14 de janeiro de 2010

Café simples-simples

Ele acorda mais antes do que sempre, e ela desperta de tanto que sacode, embora não deixe que perceba; é uma dessas mulheres desconfiadas das coisas do amor, desses de sono leve, dessas pessoas ativas que não ficam na cama até as onze horas de domingo; é uma mulher daquelas que apesar de estarem sempre impecavelmente asseadas nunca se atrasam.

Fica mais um pouco e sorri suavemente, acompanha-o por meio olho, entregue lisonjeada à espera, apesar da tanta-pouca magia das memórias dos dias do sempre recente, uma surpresa matinal, como um cafézinho gostoso simples-simples na cama, ou ele, de volta, num salto rápido, com a cintura dela entre suas coxas, desperte-a com um beijo faceiro, e uma cumprimentada de romance bonita e suave sussurrada.

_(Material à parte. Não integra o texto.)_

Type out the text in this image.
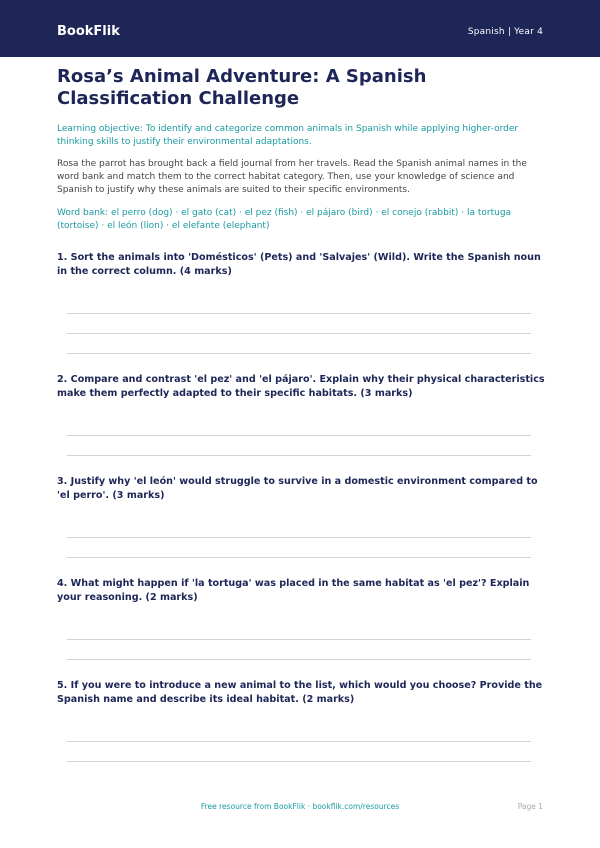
BookFlik	Spanish | Year 4
Rosa’s Animal Adventure: A Spanish Classification Challenge
Learning objective: To identify and categorize common animals in Spanish while applying higher-order thinking skills to justify their environmental adaptations.
Rosa the parrot has brought back a field journal from her travels. Read the Spanish animal names in the word bank and match them to the correct habitat category. Then, use your knowledge of science and Spanish to justify why these animals are suited to their specific environments.
Word bank: el perro (dog) · el gato (cat) · el pez (fish) · el pájaro (bird) · el conejo (rabbit) · la tortuga (tortoise) · el león (lion) · el elefante (elephant)
1. Sort the animals into 'Domésticos' (Pets) and 'Salvajes' (Wild). Write the Spanish noun in the correct column. (4 marks)
2. Compare and contrast 'el pez' and 'el pájaro'. Explain why their physical characteristics make them perfectly adapted to their specific habitats. (3 marks)
3. Justify why 'el león' would struggle to survive in a domestic environment compared to 'el perro'. (3 marks)
4. What might happen if 'la tortuga' was placed in the same habitat as 'el pez'? Explain your reasoning. (2 marks)
5. If you were to introduce a new animal to the list, which would you choose? Provide the Spanish name and describe its ideal habitat. (2 marks)
Free resource from BookFlik · bookflik.com/resources	Page 1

Sim, dessa vez ele deve estar preparando algo, não é possível, dá pra ouvir os gritinhos estridentes dos talheres na cozinha, mas por outros tantos sinais em outros tantos dias como esse melhor é não esperar nada; a tristeza é grande, quase enorme, quando ela insiste em ficar na cama ainda mais - pois talvez tenha faltado tempo, e espera, espera, até que nada vem, depois de duas horas; e então, quando isso acontece, ela abre decididamente os dois olhos, volta pra si mesma, levanta da cama azeda e amarga já no passo duro, sem qualquer justificativa aparente, e em dias que se acorda assim o humor fica horroroso.

Será que ele ao menos pensa nisso quando acorda assim antes, quer dizer, pensa em fazer uma surpresa mas não se incomoda tanto, ou nem pensa, nem por um segundo? Consegue ver a mulher bonita, esguia e escolhida, deitada dormindo como se estivesse largada num campo de lírios brancos, e mesmo sem ter o impulso e a vontade de lhe fazer o capricho não se lembra que é bom, de vez em quando, pra uma mulher, fazer um agrado, um afago curto, um beijo matinal sussurado de romance?

Como se não fosse deselegante julgar algum, não é possível julgar esse homem. É um homem comum, ordinário, prático, honrado pelo condicionamento, com um trabalho digno, especializado e socialmente reconhecido, e os homens práticos assim não se incomodam com tais tipos de bilhetinhos de amor, e ele afinal, convenhamos que foi uma escolha, calma de tão calculada, sóbria e lúcida de tão política.

Ela não se lembra em que ponto foi que se perdeu, quando foi que desistiu, em qual homem irresponsável e boêmio tropeçou, selando seus poros, mas de qualquer forma a vida organizou-se de maneira que exato esse modo prático de operar essa vida vazia de quem está enfiado até os joelhos na terra, esse modo tacanho de viver distraidamente numa bolha que deram o motivo para que se metesse, definitivamente, com esse homem de borracha, em uma vida a dois, e sabia que nada mais podia ser feito, dali em diante, pois a guerra, perdeu afinal, pra si mesma.